Heavy Fog road signOne of the first lessons in copywriting is learning how to write for the reader. You wouldn’t expect to find the same type of words used for an aircraft manual, a recipe book, an online shop, and a sales email, because the audiences for each are different.  Being an aircraft engineer doesn’t stop you cooking or shopping of course, but the style of writing will change according to the readers.

One quick and useful tool that writers use is called the Gunning Fog Index.  It was introduced in 1952 in the book The Technique of Clear Writing by Robert Gunning. It remains one of the quickest and most accurate ways to work out how easy it is to read your writing.

Why should writing be easy to read?

Writing that is easy to read is usually aimed at, or lower than, the reading level of a standard young teenager. The Fog Index shows the number of years of education a reader needs to be able to understand what you have written.

Writing that is dense, full of complicated words and technical terms, is going to be a chore to plough through. Unless the reader has to read it – it’s a text book or an instruction manual – they are very likely to struggle through a page or so, and then give up.  You do not want this to happen to anything of yours!

Writing that is easy to read is more popular, more effective, and more memorable than very formal, difficult prose.

How to find your Fog Index

To work out the Fog Index of your writing, there are three simple steps.

1. Count the average number of words per sentence.

To do this, take a couple of paragraphs and count the number of words (A) and the number of sentences (B). Divide (A) by (B) and this will give you the average number of words per sentence.

Average number of words per sentence = number of words / number of sentences.

2. Count the number of long words.

Using the same couple of paragraphs, count the number of words that have three syllables or more.
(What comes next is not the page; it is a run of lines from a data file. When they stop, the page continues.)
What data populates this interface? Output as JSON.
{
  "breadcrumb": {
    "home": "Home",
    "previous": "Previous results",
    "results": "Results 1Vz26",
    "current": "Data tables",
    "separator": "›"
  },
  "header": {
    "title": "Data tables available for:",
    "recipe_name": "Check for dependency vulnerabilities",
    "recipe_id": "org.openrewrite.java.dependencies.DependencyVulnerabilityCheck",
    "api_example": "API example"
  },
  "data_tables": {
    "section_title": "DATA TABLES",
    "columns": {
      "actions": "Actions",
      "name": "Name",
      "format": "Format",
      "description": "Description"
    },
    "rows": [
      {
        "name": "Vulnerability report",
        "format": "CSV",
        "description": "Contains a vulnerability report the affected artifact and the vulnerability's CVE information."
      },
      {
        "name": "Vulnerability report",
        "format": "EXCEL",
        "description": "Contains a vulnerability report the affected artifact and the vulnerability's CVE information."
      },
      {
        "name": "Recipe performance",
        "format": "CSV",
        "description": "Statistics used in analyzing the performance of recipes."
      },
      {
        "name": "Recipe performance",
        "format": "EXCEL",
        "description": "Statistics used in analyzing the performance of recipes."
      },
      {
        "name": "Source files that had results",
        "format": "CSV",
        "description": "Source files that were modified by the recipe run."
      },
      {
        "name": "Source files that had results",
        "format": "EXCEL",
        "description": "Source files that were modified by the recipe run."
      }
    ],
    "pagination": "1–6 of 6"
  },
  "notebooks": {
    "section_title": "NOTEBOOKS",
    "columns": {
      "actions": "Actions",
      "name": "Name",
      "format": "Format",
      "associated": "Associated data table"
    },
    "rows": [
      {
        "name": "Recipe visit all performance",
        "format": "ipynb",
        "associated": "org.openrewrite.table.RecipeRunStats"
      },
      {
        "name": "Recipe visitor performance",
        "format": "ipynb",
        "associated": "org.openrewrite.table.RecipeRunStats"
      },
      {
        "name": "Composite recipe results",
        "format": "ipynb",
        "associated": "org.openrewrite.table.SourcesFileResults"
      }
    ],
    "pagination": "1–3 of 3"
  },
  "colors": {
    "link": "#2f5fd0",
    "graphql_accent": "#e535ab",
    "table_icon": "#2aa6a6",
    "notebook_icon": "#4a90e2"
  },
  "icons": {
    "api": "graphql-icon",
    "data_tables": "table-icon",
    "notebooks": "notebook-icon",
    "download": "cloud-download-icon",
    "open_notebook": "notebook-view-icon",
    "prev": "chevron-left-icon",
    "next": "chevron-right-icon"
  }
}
Don’t include proper nouns or compound words, and don’t count suffixes (-ed -ing etc) as syllables.

3. Add these two numbers together and multiply by 0.4

Fog Index = (Average number of words per sentence + number of long words) * 0.4

There are plenty of programmes that can do this for you!

Once you have the score, what does it mean?

The resulting score tells you how many years of schooling a reader needs to be able to understand your writing without many problems. A Fog Index of 10 relates to 10 years of formal education, and the reading ability of a fifteen year old.

This is the same level used by quality newspapers and serious publications. It is too formal for a lot of writing. A low score doesn’t mean dumbing down, however, Shakespeare scores around 6!

A general guide is:

  • 6 – 8 comfortable for most people to read
  • 9 – 10 easy enough for anyone with a general level of education
  • 11 – 13 understandable for someone with further education
  • 14 – 16 best kept for people with a university education
  • 17 + too difficult for non-technical writing.

Problems with the Fog Index

The Fog Index is not perfect – it’s not fair to class all long words as difficult, for example. Using the 3+ syllables rule means that elephant, potato, education, and engineer would count towards the score.  None of them is likely to confuse the average woman in the street.  That said, the index remains one of the most accurate methods and a favourite with writers everywhere.  It’s worth keeping in your tool box.

There are other methods to measure the readability of your writing and this blog will cover those, as well as other useful writing tools as we go along.

 

This blog post has a Fog Index of about 10, by the way.